# Maestría en Electrónica?



## Elvic (Jul 23, 2009)

Porque? o que motivos?  tendrías para estudiar una maestría en electrónica. Electrónica de control, automatización, potencia, ciencias digitales, robótica, etc.

Para generar conocimiento para ti mismo.
Para difundir el conocimiento adquirido.
Para obtener beneficio económico.
Porque no tienes nada mejor que hacer.

Gracias por sus respuestas, y espero que se animen a dejar sus comentarios.


----------



## elosciloscopio (Jul 23, 2009)

Me apasiona la electrónica desde que nací, y me encantaría estudiarlo, no para ganar dinero, sinó para 
tener los conocimientos más avanzados posibles, y disfrutar con mis propios experimentos.


----------



## martinvol (Jul 23, 2009)

si estudias por la plata, nunca vas a tener un buen resultado


----------



## elosciloscopio (Jul 23, 2009)

claro. tiene que ser vocación


----------



## Tacatomon (Jul 23, 2009)

Una vez que tienes un buen conocimiento en general en electronico o algo mas especializo, no le veo nada de malo ponerme a dar cursos sabados y domingos por x cantidad de dinero.

No le veo nada de malo.

Saludos.


----------



## rash (Jul 23, 2009)

Cuando estudien no hagan como yo hacia......    

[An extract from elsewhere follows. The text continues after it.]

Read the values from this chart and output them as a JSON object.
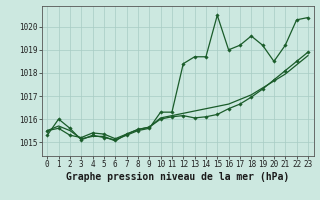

PD: aunque en honor a la verdad haciendo semejantes chuletas terminaba por aprenderme  lo conceptos     

estudiar nos hace libres¡¡¡¡¡¡ estudien todo lo que puedan...       

saludos


----------



## Loktar (Jul 23, 2009)

tacatomon dijo:
			
		

> Una vez que tienes un buen conocimiento en general en electronico o algo mas especializo, no le veo nada de malo ponerme a dar cursos sabados y domingos por x cantidad de dinero.



No se refiere a maestría de maestro para dar clases. Creo que está hablando de maestría como master, un posgrado. Sería bueno también hablar del doctorado.


----------



## saiwor (Jul 23, 2009)

> Una maestría (también llamada máster o magíster)[1] es un grado académico otorgado a aquellos estudiantes que terminan un curso de segundo nivel de posgrado, el cual tiene entre uno y tres años de duración.
> 
> Las maestrías buscan ampliar y desarrollar los conocimientos para la solución de problemas disciplinarios, interdisciplinarios o profesionales, y además dotar a la persona de los instrumentos básicos que la habilitan como investigador en un área específica de las ciencias, de las artes o de las tecnologías, que le permitan profundizar teórica y conceptualmente en un campo del saber.
> 
> http://es.wikipedia.org/wiki/Maestría


----------



## alexus (Jul 23, 2009)

nooo rash! los famosos trencitos!

si sere ***** que los hacia y nunca los usaba, porque al ahcerlos aprendias! jeje

es todo un arte, el resumen, la caligrafia, y sobre todo, el camuflaje!

yo los hacia en los boletos (ticket´s) del omnibus (colectivo, bus, etc).

no viene al tema pero igual.

la plata es secundario, hay que hacer lo que a uno le guste, no obligado,etc.


----------



## Tacatomon (Jul 23, 2009)

Esos tickets de Bus nunca fallaban, bien guardados, los leías donde quisieras. Lo unico malo era olvidarlos en la camisa cuando esta era lavada...


----------